Die Debatte ist hitzig und es wird schnell mit großen Begriffen um sich geworfen. Ungeimpfte, die sich aufgrund einer persönlichen Entscheidung nun diskriminiert sehen, betreiben Sozialneid in großem Maße. Logischerweise sieht der Gesetzgeber das anders. Denn: Die Risiken einer Impfung sind deutlich niedriger als die eines schweren Corona-Verlaufs; die Kosten für die Allgemeinheit sind bei Impfungen deutlich geringer als bei einem Aufenthalt auf der Intensivstation. Schnell werden Nebenwirkungen von Impfungen zu Langzeitfolgen umgedichtet, während vergessen wird, wie stark Corona das Nervensystem beeinträchtigt und damit das Krankheitsbild Long-Covid auslöst, dass viele Betroffene lange und nachhaltig schwächt. Diskriminierung ist ein großes Wort, und wir sollten es nicht leichtfertig verwenden, weil es für viele Personen – Trans-Menschen, migrantisch gelesene Menschen, Frauen* - echte reale und mitunter brutale Konsequenzen hat. Dass mit 2G und 2G+ eine Gruppe Menschen aufgrund ihrer persönlichen Entscheidung am öffentlichen Leben in Teilen weniger teilhaben können, ist vielmehr eine legitime Ungleichbehandlung. Das Handeln verfolgt einen legitimen Zweck (die Einschränkung der Covid-19-Pandemie), dessen Erreichen unabdingbar ist (niemand möchte noch viel länger mit den Einschränkungen leben müssen), ist mit dem Recht (also dem AAG) konform und ziemlich alternativlos. 2G und 2G+ schützen nicht zuletzt besonders ungeimpfte Menschen, die von einer Corona-Infektion deutlich stärker getroffen wären als geimpfte Personen. Den gesamten Artikel der Antidiskriminierungsstelle zu Corona verlinke ich Ihnen hier gerne.

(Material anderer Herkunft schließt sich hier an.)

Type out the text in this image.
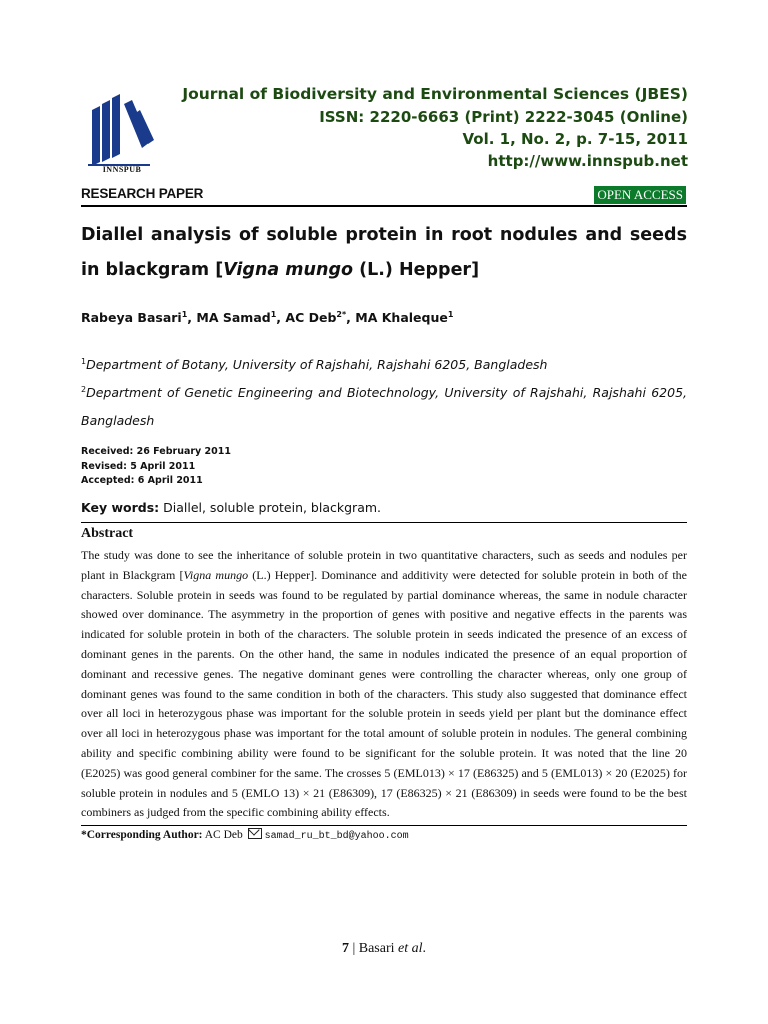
INNSPUB
Journal of Biodiversity and Environmental Sciences (JBES)
ISSN: 2220-6663 (Print) 2222-3045 (Online)
Vol. 1, No. 2, p. 7-15, 2011
http://www.innspub.net
RESEARCH PAPER	OPEN ACCESS
Diallel analysis of soluble protein in root nodules and seeds in blackgram [Vigna mungo (L.) Hepper]
Rabeya Basari$^1$, MA Samad$^1$, AC Deb$^{2*}$, MA Khaleque$^1$
$^1$Department of Botany, University of Rajshahi, Rajshahi 6205, Bangladesh
$^2$Department of Genetic Engineering and Biotechnology, University of Rajshahi, Rajshahi 6205, Bangladesh
Received: 26 February 2011
Revised: 5 April 2011
Accepted: 6 April 2011
Key words: Diallel, soluble protein, blackgram.
Abstract
The study was done to see the inheritance of soluble protein in two quantitative characters, such as seeds and nodules per plant in Blackgram [Vigna mungo (L.) Hepper]. Dominance and additivity were detected for soluble protein in both of the characters. Soluble protein in seeds was found to be regulated by partial dominance whereas, the same in nodule character showed over dominance. The asymmetry in the proportion of genes with positive and negative effects in the parents was indicated for soluble protein in both of the characters. The soluble protein in seeds indicated the presence of an excess of dominant genes in the parents. On the other hand, the same in nodules indicated the presence of an equal proportion of dominant and recessive genes. The negative dominant genes were controlling the character whereas, only one group of dominant genes was found to the same condition in both of the characters. This study also suggested that dominance effect over all loci in heterozygous phase was important for the soluble protein in seeds yield per plant but the dominance effect over all loci in heterozygous phase was important for the total amount of soluble protein in nodules. The general combining ability and specific combining ability were found to be significant for the soluble protein. It was noted that the line 20 (E2025) was good general combiner for the same. The crosses 5 (EML013) × 17 (E86325) and 5 (EML013) × 20 (E2025) for soluble protein in nodules and 5 (EMLO 13) × 21 (E86309), 17 (E86325) × 21 (E86309) in seeds were found to be the best combiners as judged from the specific combining ability effects.
*Corresponding Author: AC Deb samad_ru_bt_bd@yahoo.com
7 | Basari et al.
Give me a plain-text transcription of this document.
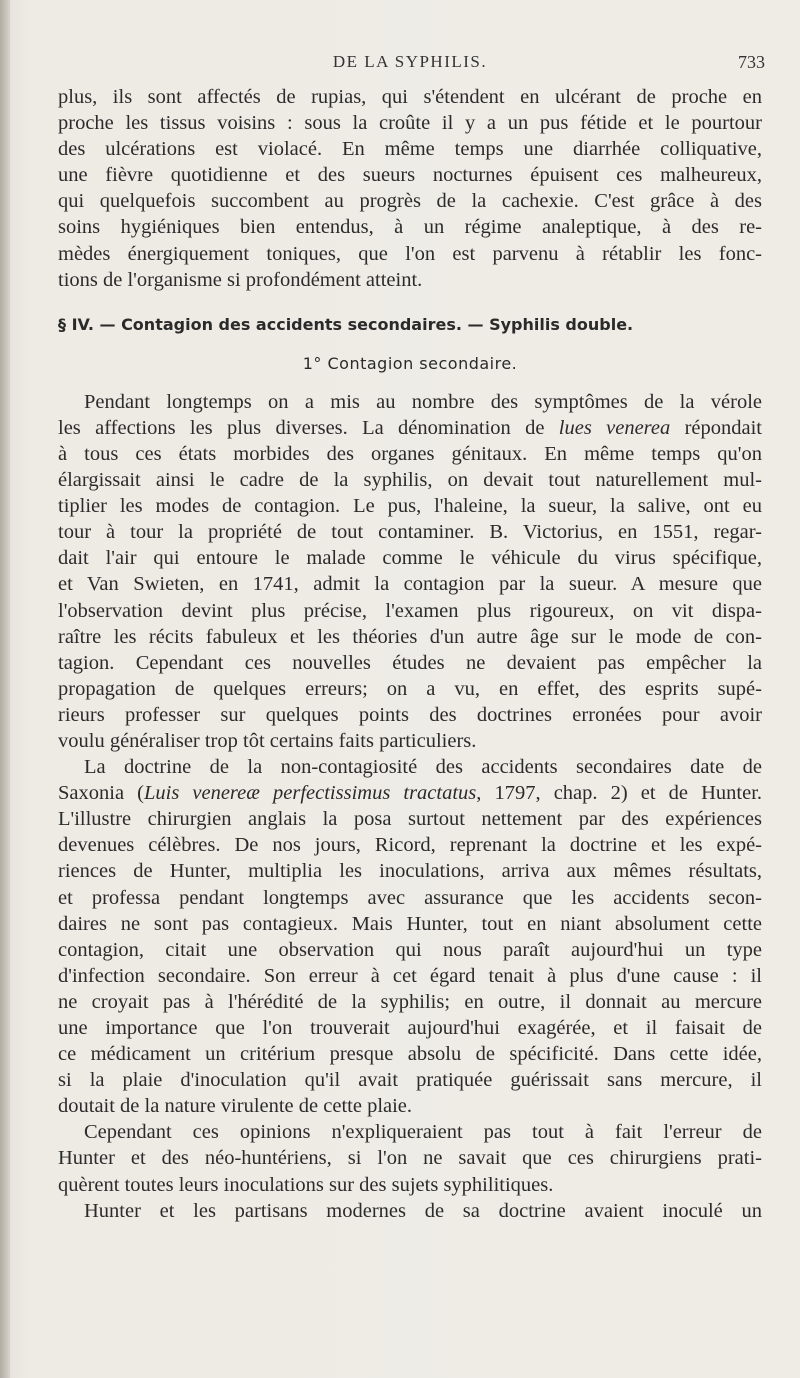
DE LA SYPHILIS.	733
plus, ils sont affectés de rupias, qui s'étendent en ulcérant de proche en
proche les tissus voisins : sous la croûte il y a un pus fétide et le pourtour
des ulcérations est violacé. En même temps une diarrhée colliquative,
une fièvre quotidienne et des sueurs nocturnes épuisent ces malheureux,
qui quelquefois succombent au progrès de la cachexie. C'est grâce à des
soins hygiéniques bien entendus, à un régime analeptique, à des re-
mèdes énergiquement toniques, que l'on est parvenu à rétablir les fonc-
tions de l'organisme si profondément atteint.
§ IV. — Contagion des accidents secondaires. — Syphilis double.
1° Contagion secondaire.
Pendant longtemps on a mis au nombre des symptômes de la vérole
les affections les plus diverses. La dénomination de lues venerea répondait
à tous ces états morbides des organes génitaux. En même temps qu'on
élargissait ainsi le cadre de la syphilis, on devait tout naturellement mul-
tiplier les modes de contagion. Le pus, l'haleine, la sueur, la salive, ont eu
tour à tour la propriété de tout contaminer. B. Victorius, en 1551, regar-
dait l'air qui entoure le malade comme le véhicule du virus spécifique,
et Van Swieten, en 1741, admit la contagion par la sueur. A mesure que
l'observation devint plus précise, l'examen plus rigoureux, on vit dispa-
raître les récits fabuleux et les théories d'un autre âge sur le mode de con-
tagion. Cependant ces nouvelles études ne devaient pas empêcher la
propagation de quelques erreurs; on a vu, en effet, des esprits supé-
rieurs professer sur quelques points des doctrines erronées pour avoir
voulu généraliser trop tôt certains faits particuliers.
La doctrine de la non-contagiosité des accidents secondaires date de
Saxonia (Luis venereæ perfectissimus tractatus, 1797, chap. 2) et de Hunter.
L'illustre chirurgien anglais la posa surtout nettement par des expériences
devenues célèbres. De nos jours, Ricord, reprenant la doctrine et les expé-
riences de Hunter, multiplia les inoculations, arriva aux mêmes résultats,
et professa pendant longtemps avec assurance que les accidents secon-
daires ne sont pas contagieux. Mais Hunter, tout en niant absolument cette
contagion, citait une observation qui nous paraît aujourd'hui un type
d'infection secondaire. Son erreur à cet égard tenait à plus d'une cause : il
ne croyait pas à l'hérédité de la syphilis; en outre, il donnait au mercure
une importance que l'on trouverait aujourd'hui exagérée, et il faisait de
ce médicament un critérium presque absolu de spécificité. Dans cette idée,
si la plaie d'inoculation qu'il avait pratiquée guérissait sans mercure, il
doutait de la nature virulente de cette plaie.
Cependant ces opinions n'expliqueraient pas tout à fait l'erreur de
Hunter et des néo-huntériens, si l'on ne savait que ces chirurgiens prati-
quèrent toutes leurs inoculations sur des sujets syphilitiques.
Hunter et les partisans modernes de sa doctrine avaient inoculé un
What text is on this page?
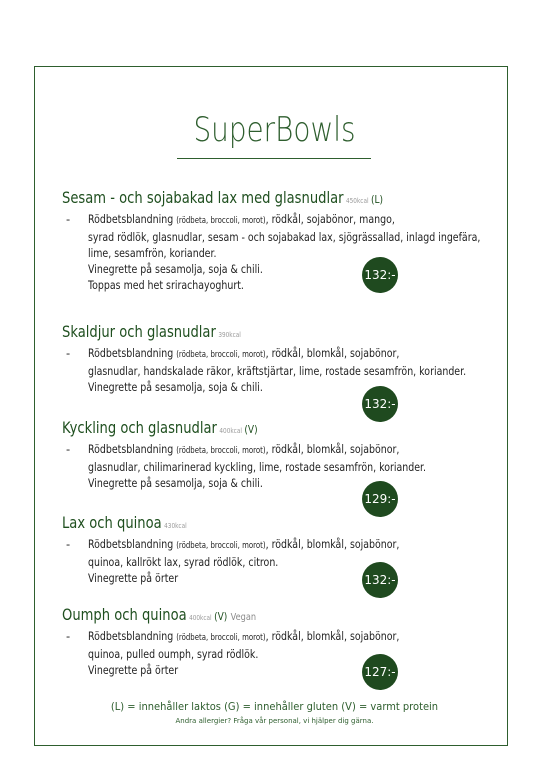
SuperBowls
Sesam - och sojabakad lax med glasnudlar 450kcal (L)
- Rödbetsblandning (rödbeta, broccoli, morot), rödkål, sojabönor, mango,
syrad rödlök, glasnudlar, sesam - och sojabakad lax, sjögrässallad, inlagd ingefära,
lime, sesamfrön, koriander.
Vinegrette på sesamolja, soja & chili.
Toppas med het srirachayoghurt.
132:-
Skaldjur och glasnudlar 390kcal
- Rödbetsblandning (rödbeta, broccoli, morot), rödkål, blomkål, sojabönor,
glasnudlar, handskalade räkor, kräftstjärtar, lime, rostade sesamfrön, koriander.
Vinegrette på sesamolja, soja & chili.
132:-
Kyckling och glasnudlar 400kcal (V)
- Rödbetsblandning (rödbeta, broccoli, morot), rödkål, blomkål, sojabönor,
glasnudlar, chilimarinerad kyckling, lime, rostade sesamfrön, koriander.
Vinegrette på sesamolja, soja & chili.
129:-
Lax och quinoa 430kcal
- Rödbetsblandning (rödbeta, broccoli, morot), rödkål, blomkål, sojabönor,
quinoa, kallrökt lax, syrad rödlök, citron.
Vinegrette på örter	132:-
Oumph och quinoa 400kcal (V) Vegan
- Rödbetsblandning (rödbeta, broccoli, morot), rödkål, blomkål, sojabönor,
quinoa, pulled oumph, syrad rödlök.
Vinegrette på örter	127:-
(L) = innehåller laktos (G) = innehåller gluten (V) = varmt protein
Andra allergier? Fråga vår personal, vi hjälper dig gärna.
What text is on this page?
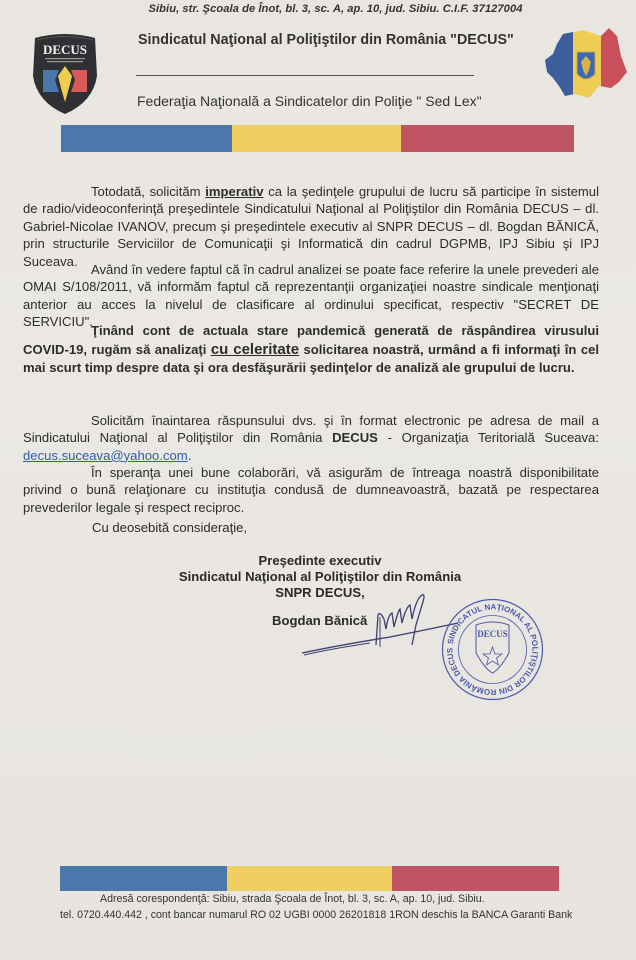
DECUS
Sibiu, str. Şcoala de Înot, bl. 3, sc. A, ap. 10, jud. Sibiu. C.I.F. 37127004
Sindicatul Naţional al Poliţiştilor din România "DECUS"
Federaţia Naţională a Sindicatelor din Poliţie " Sed Lex"
Totodată, solicităm imperativ ca la şedinţele grupului de lucru să participe în sistemul de radio/videoconferinţă preşedintele Sindicatului Naţional al Poliţiştilor din România DECUS – dl. Gabriel-Nicolae IVANOV, precum şi preşedintele executiv al SNPR DECUS – dl. Bogdan BĂNICĂ, prin structurile Serviciilor de Comunicaţii şi Informatică din cadrul DGPMB, IPJ Sibiu şi IPJ Suceava.
Având în vedere faptul că în cadrul analizei se poate face referire la unele prevederi ale OMAI S/108/2011, vă informăm faptul că reprezentanţii organizaţiei noastre sindicale menţionaţi anterior au acces la nivelul de clasificare al ordinului specificat, respectiv "SECRET DE SERVICIU".
Ţinând cont de actuala stare pandemică generată de răspândirea virusului COVID-19, rugăm să analizaţi cu celeritate solicitarea noastră, urmând a fi informaţi în cel mai scurt timp despre data şi ora desfăşurării şedinţelor de analiză ale grupului de lucru.
Solicităm înaintarea răspunsului dvs. şi în format electronic pe adresa de mail a Sindicatului Naţional al Poliţiştilor din România DECUS - Organizaţia Teritorială Suceava: decus.suceava@yahoo.com.
În speranţa unei bune colaborări, vă asigurăm de întreaga noastră disponibilitate privind o bună relaţionare cu instituţia condusă de dumneavoastră, bazată pe respectarea prevederilor legale şi respect reciproc.
Cu deosebită consideraţie,
Preşedinte executiv
Sindicatul Naţional al Poliţiştilor din România
SNPR DECUS,
Bogdan Bănică
SINDICATUL NAŢIONAL AL POLIŢIŞTILOR DIN ROMÂNIA DECUS
DECUS
Adresă corespondenţă: Sibiu, strada Şcoala de Înot, bl. 3, sc. A, ap. 10, jud. Sibiu.
tel. 0720.440.442 , cont bancar numarul RO 02 UGBI 0000 26201818 1RON deschis la BANCA Garanti Bank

Nicht zuletzt zeigt die aktuelle Studienlage, dass Menschen, die gegen Corona geimpft sind, ein deutlich niedrigeres Risiko haben, das Virus doch an andere zu übertragen, als es ungeimpfte Menschen mit einem tagesaktuellen Test haben. (Quelle) Kurz: Getestete Ungeimpfte sind im Ernstfall ansteckender als Geimpfte Ungetestete. 2G+ versucht einfach, alle Risikien so gut als möglich zu reduzieren. Dass auch das nicht einwandfrei klappt, können wir gerade in Schleswig-Holstein nach Corona-Fällen in Diskos unter 2G+-Bedingungen gut sehen. (Artikel)

 

Das Thema wird uns vermutlich noch eine Weile begleiten, deswegen hoffe ich, Sie überzeugt zu haben, dass die Entscheidung gegen eine Impfung keine Grundlage für eine Beschwerde über Diskriminierung sein kann.